# [SOLVED] Monitor is Theft Deterrence Mode



## lmco (Dec 12, 2011)

I've had my computer and monitor for three years. Both are Gateway products. From the day I bought my system, I've had EzTune installed. There are times when we have a brownout in my neighborhood and we lose power. As soon as the power is back, I boot up and see a warning message that my monitor display is operating in Theft Mode. Until now I bring up EzTune and fix the problem. Tonight we lost power for 3 hours and when I booted up, I was in Theft Mode. So I attempted to execute EzTune, but it immediately returned an error message: "The item 'dthtml.exe' that this shortcut refers to has been changed or moved, so this shortcut will no longer work properly. Do you want to delete this shortcut?" Will deleting the shortcut fix my problem? Should I uninstall EzTune? Where can I download EzTune? It's been so long since I first setup my system, I'm not sure how I originally installed EzTune. Please help! I'm tired at looking at a grey screen with a Theft Mode window in the middle of the screen.


----------



## JimE (Apr 16, 2009)

*Re: Monitor is Theft Deterrence Mode*

Deleting the shortcut won't solve the problem. The file the shortcut is trying to find is corrupt or missing.
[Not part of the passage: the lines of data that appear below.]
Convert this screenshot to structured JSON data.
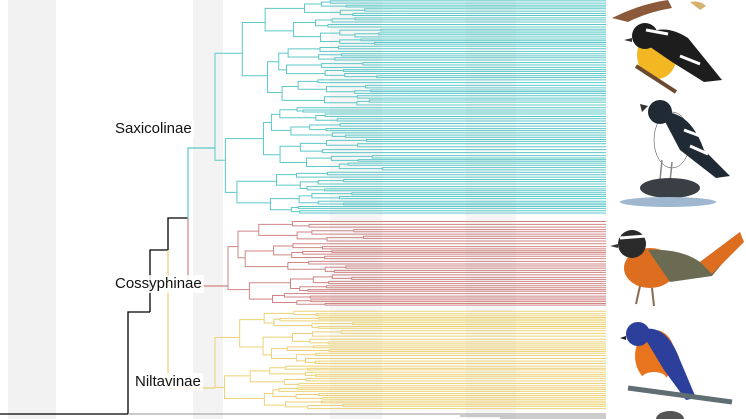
{
  "clades": [
    {
      "name": "Saxicolinae",
      "color": "#5cc8c8"
    },
    {
      "name": "Cossyphinae",
      "color": "#d08585"
    },
    {
      "name": "Niltavinae",
      "color": "#ecd276"
    }
  ],
  "colors": {
    "backbone": "#000000",
    "bands": [
      "#f2f2f2",
      "#f7f7f7",
      "#efefef",
      "#f4f4f4"
    ]
  },
  "illustrations": [
    {
      "icon": "bird-in-flight-icon"
    },
    {
      "icon": "yellow-breasted-flycatcher-icon"
    },
    {
      "icon": "black-white-forktail-icon"
    },
    {
      "icon": "orange-robin-chat-icon"
    },
    {
      "icon": "blue-orange-flycatcher-icon"
    },
    {
      "icon": "grey-bird-icon"
    }
  ]
}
I've not had any experience with that "feature" or software. In any case, try the company website > Portrait Displays, Inc. - Customer Support


----------



## lmco (Dec 12, 2011)

*Re: Monitor is Theft Deterrence Mode*

I found my own solution. I took the easy way out. First I uninstalled EzTune. Next I downloaded/installed the latest copy of EzTune from the website. They offer a free 30-day trial. As soon as EzTune installed, the screen changed from gray to living color. It may cost me a few bucks, but it was worth it not to keep seeing that Theft Deterrence warning in the middle of the screen. Case closed.


----------